Students lose suit over midyear rise in UM tuition fees

Judge rules that system isn't bound by a contract

Plaintiffs plan to appeal

April 16, 2003|By Alec MacGillis | Alec MacGillis,SUN STAFF

A Baltimore judge ruled yesterday against students seeking to block a midyear tuition increase by the University System of Maryland, rejecting their contention that the increase violated an agreement between them and their colleges.

The class action lawsuit by seven students argued that the 5 percent tuition increase approved Jan. 23 breached what they viewed as a contract between universities and students. After giving one price for the 2002-2003 school year in the fall, the students argued, the system broke its end of the deal by raising tuition for the spring semester just as it was beginning and after many students had paid their bills.

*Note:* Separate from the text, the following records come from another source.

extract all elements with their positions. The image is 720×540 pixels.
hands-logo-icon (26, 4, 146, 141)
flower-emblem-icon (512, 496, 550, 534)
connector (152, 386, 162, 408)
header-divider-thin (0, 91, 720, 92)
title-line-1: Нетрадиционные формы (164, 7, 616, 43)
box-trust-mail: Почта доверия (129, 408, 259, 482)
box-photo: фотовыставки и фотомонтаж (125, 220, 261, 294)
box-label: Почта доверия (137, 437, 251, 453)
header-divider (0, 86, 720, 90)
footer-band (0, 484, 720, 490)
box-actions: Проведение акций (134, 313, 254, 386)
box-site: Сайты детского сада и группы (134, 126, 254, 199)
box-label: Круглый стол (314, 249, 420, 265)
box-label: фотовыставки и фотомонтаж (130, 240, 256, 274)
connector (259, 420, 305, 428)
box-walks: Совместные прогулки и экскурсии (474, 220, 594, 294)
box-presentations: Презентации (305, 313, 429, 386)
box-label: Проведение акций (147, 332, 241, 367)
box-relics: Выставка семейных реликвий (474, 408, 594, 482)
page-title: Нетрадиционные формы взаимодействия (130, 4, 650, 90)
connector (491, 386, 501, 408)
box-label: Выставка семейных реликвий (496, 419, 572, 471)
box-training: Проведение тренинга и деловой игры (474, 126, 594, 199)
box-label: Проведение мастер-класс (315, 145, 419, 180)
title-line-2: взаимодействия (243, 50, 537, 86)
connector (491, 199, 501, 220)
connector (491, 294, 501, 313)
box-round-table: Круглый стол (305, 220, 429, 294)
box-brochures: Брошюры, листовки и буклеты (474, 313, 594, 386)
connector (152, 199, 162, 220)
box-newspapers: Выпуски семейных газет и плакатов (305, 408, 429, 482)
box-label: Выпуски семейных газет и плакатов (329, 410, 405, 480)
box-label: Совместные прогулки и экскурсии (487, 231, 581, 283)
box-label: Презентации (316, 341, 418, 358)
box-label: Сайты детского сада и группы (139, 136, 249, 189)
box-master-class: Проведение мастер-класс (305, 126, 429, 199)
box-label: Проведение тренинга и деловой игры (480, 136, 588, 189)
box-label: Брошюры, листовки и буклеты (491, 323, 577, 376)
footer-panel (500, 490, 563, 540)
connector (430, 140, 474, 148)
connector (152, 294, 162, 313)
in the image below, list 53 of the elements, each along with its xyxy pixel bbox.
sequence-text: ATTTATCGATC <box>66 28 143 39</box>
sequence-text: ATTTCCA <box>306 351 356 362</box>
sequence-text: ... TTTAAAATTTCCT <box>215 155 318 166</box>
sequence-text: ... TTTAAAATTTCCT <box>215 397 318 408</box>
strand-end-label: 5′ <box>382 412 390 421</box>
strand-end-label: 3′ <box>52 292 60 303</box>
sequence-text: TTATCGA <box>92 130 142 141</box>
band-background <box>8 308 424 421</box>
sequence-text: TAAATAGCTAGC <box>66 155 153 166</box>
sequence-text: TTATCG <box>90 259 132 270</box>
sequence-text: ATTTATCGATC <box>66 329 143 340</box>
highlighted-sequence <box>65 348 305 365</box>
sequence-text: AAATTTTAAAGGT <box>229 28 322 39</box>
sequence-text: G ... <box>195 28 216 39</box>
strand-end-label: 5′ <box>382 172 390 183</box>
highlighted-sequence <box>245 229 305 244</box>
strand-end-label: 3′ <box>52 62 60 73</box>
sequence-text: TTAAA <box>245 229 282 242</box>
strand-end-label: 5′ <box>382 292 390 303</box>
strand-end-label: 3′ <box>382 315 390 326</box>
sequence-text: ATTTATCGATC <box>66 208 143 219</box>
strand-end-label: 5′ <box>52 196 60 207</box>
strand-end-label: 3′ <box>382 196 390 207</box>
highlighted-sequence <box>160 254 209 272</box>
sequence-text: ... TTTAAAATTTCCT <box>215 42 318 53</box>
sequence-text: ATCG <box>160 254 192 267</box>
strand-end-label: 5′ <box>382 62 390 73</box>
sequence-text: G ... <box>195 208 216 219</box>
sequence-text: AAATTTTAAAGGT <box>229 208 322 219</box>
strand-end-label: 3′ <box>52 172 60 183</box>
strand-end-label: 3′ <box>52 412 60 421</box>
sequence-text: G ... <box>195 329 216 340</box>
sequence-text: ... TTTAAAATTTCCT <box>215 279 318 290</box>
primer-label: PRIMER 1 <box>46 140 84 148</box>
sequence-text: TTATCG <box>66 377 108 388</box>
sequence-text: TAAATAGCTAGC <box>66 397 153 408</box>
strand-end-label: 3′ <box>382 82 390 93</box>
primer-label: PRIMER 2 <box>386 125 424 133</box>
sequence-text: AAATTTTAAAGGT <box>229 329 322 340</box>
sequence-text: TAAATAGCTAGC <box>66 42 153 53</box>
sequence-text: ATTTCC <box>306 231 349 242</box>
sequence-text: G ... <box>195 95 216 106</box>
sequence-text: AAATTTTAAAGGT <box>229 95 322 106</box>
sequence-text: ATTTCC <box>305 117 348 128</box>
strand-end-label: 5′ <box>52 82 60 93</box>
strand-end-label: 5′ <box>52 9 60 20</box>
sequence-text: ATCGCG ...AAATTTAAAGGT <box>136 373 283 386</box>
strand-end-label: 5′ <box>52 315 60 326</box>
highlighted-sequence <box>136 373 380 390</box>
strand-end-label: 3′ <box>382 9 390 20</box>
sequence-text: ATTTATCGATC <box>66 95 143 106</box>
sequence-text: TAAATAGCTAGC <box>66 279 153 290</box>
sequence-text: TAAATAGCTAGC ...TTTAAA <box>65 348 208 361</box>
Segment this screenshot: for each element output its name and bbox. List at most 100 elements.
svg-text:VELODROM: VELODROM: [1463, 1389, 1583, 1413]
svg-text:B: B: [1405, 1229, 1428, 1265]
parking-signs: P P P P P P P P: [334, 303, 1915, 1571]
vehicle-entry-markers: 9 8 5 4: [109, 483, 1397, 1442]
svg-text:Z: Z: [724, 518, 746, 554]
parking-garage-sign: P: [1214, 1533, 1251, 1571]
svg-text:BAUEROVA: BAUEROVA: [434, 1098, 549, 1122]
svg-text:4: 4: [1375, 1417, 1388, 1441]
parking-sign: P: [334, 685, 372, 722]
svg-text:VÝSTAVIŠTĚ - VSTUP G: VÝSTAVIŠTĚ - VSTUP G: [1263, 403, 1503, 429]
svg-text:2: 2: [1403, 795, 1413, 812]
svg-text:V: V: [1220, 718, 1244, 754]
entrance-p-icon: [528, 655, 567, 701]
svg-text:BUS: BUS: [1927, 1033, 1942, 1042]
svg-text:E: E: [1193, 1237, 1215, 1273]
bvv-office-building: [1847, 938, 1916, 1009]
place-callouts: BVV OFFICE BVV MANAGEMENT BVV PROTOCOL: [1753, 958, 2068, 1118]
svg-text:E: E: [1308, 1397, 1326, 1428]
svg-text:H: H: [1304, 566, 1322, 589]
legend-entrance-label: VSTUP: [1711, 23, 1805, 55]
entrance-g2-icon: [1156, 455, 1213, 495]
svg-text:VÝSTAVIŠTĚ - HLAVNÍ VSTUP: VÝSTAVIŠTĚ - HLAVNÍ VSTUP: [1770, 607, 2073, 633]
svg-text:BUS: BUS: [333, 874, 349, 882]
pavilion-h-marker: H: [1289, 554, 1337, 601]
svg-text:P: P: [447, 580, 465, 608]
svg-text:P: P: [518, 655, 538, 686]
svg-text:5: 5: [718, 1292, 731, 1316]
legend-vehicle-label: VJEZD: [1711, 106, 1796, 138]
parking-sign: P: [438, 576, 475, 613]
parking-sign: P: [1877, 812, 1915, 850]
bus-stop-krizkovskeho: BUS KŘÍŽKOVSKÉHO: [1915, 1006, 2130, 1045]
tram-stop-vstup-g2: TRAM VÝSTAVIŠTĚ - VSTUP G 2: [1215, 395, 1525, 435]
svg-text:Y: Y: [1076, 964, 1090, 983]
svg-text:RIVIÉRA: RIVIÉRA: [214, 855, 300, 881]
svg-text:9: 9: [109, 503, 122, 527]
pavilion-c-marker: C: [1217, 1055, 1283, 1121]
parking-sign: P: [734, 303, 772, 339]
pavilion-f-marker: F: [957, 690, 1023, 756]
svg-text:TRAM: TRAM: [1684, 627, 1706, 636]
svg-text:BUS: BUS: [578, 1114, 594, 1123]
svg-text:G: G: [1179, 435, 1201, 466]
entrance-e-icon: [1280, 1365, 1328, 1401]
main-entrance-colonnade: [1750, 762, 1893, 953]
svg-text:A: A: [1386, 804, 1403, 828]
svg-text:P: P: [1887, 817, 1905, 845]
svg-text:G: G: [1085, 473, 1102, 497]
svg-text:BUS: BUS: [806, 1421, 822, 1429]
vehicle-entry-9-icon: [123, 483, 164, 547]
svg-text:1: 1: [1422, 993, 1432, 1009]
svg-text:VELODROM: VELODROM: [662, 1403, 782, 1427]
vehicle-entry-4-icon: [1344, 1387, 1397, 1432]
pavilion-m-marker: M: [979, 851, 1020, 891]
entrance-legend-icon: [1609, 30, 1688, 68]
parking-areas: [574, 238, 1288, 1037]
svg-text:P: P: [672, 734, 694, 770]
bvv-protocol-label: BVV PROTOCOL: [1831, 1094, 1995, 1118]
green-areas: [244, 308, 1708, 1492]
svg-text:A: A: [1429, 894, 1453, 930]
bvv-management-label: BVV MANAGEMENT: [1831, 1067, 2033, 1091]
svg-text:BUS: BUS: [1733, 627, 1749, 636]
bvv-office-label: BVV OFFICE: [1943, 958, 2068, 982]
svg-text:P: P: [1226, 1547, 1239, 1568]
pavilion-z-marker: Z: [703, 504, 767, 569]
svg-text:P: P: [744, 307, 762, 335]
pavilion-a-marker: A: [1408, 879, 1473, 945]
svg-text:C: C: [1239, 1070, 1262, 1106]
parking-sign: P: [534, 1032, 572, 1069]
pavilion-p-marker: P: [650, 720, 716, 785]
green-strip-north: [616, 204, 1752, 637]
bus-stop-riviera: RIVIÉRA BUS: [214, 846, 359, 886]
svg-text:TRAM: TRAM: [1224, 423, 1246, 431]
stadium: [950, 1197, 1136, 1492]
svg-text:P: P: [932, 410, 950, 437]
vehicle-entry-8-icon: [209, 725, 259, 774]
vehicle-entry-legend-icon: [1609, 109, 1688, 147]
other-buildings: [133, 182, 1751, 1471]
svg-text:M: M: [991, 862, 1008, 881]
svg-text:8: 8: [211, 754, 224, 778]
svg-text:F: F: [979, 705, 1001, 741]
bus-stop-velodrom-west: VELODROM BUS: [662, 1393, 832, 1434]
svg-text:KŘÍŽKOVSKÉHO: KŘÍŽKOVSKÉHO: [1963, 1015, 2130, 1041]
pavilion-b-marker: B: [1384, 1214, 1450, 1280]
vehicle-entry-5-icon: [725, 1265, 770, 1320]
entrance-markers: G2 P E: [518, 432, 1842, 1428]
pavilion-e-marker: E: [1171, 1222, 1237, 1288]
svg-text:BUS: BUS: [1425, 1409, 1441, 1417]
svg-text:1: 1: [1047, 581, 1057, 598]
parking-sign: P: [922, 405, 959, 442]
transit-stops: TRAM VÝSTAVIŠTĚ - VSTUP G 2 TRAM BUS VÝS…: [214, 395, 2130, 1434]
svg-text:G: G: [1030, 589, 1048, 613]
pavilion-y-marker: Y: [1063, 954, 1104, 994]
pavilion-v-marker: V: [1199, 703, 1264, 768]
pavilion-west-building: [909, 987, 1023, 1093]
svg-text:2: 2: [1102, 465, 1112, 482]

The stakes were high. If the increases were struck down, the universities -struggling with $67 million in budget cuts - would have had to find an additional $13 million to make up the revenue from the tuition surcharges, which ranged from $76 to $704 per student. And a ruling in the students' favor could have set a legal precedent against future midyear increases.

In his decision, which the students say they intend to appeal, Baltimore Circuit Judge Stuart R. Berger found that the tuition rates listed on bills and registration packets in the fall did not amount to a formal contract, as the students argued.

And even if the tuition rates given on university literature could be considered an implicit contract, the judge said, that was not enough to overcome the immunity that the university system, like most state agencies, enjoys against many legal actions. Only a formal, written contract signed by both parties would trump that privilege, he said.

"There is no written contract executed by a university official," said Berger. "I am compelled by the significant hardship imposed on students by this unplanned increase, but as a matter of law" their claim fails.

David H. Nevins, the Board of Regents finance committee chairman, said he was "very pleased" by the decision.

"It's our view that the students really did win, because the money goes to making our campuses better," Nevins said. "It would have been a financial hardship if we had lost."

The decision dismayed the student plaintiffs, who said it left them and their classmates vulnerable to tuition increases at any time, regardless of the rates previously announced.

"They can raise tuition the day of graduation, if they want," said University of Maryland law student Jodi Stern, who owes $557 in higher tuition. "It's unfortunate it came out this way."

One plaintiff, University of Baltimore law student Bronson Yake, joked bitterly that if his tuition bill wasn't deemed a contract, he simply wouldn't pay it.

Representing the students, lawyer Andrew D. Freeman told Berger that the setting and paying of tuition charges by colleges and students represented "an agreement, a meeting of the minds," and as such amounted to a contract.

The tuition bill "doesn't have to say `contract' on it," he said. Contracts require "an offer, an acceptance and a consideration, and those terms are expressed in the bill."

Freeman offered the example of a private trade school that raises its rates just as its courses are starting. That, he argued, would likely be challenged by the state attorney general's office as a breach of contract. Why, he asked, wouldn't the same reasoning apply to the university system?

Assistant Attorney General John Anderson, representing the system, said the universities had warned students in their literature that tuition was subject to change.

Freeman countered that those warnings were sprinkled through some course catalogs and Web sites but not on tuition bills or registration materials.

Anderson also argued that the surcharge was acceptable because students still had the option of pulling out of school with a tuition refund.

Freeman called this unrealistic, saying students' career plans would be damaged by dropping out.

"In essence, they were trapped," he said.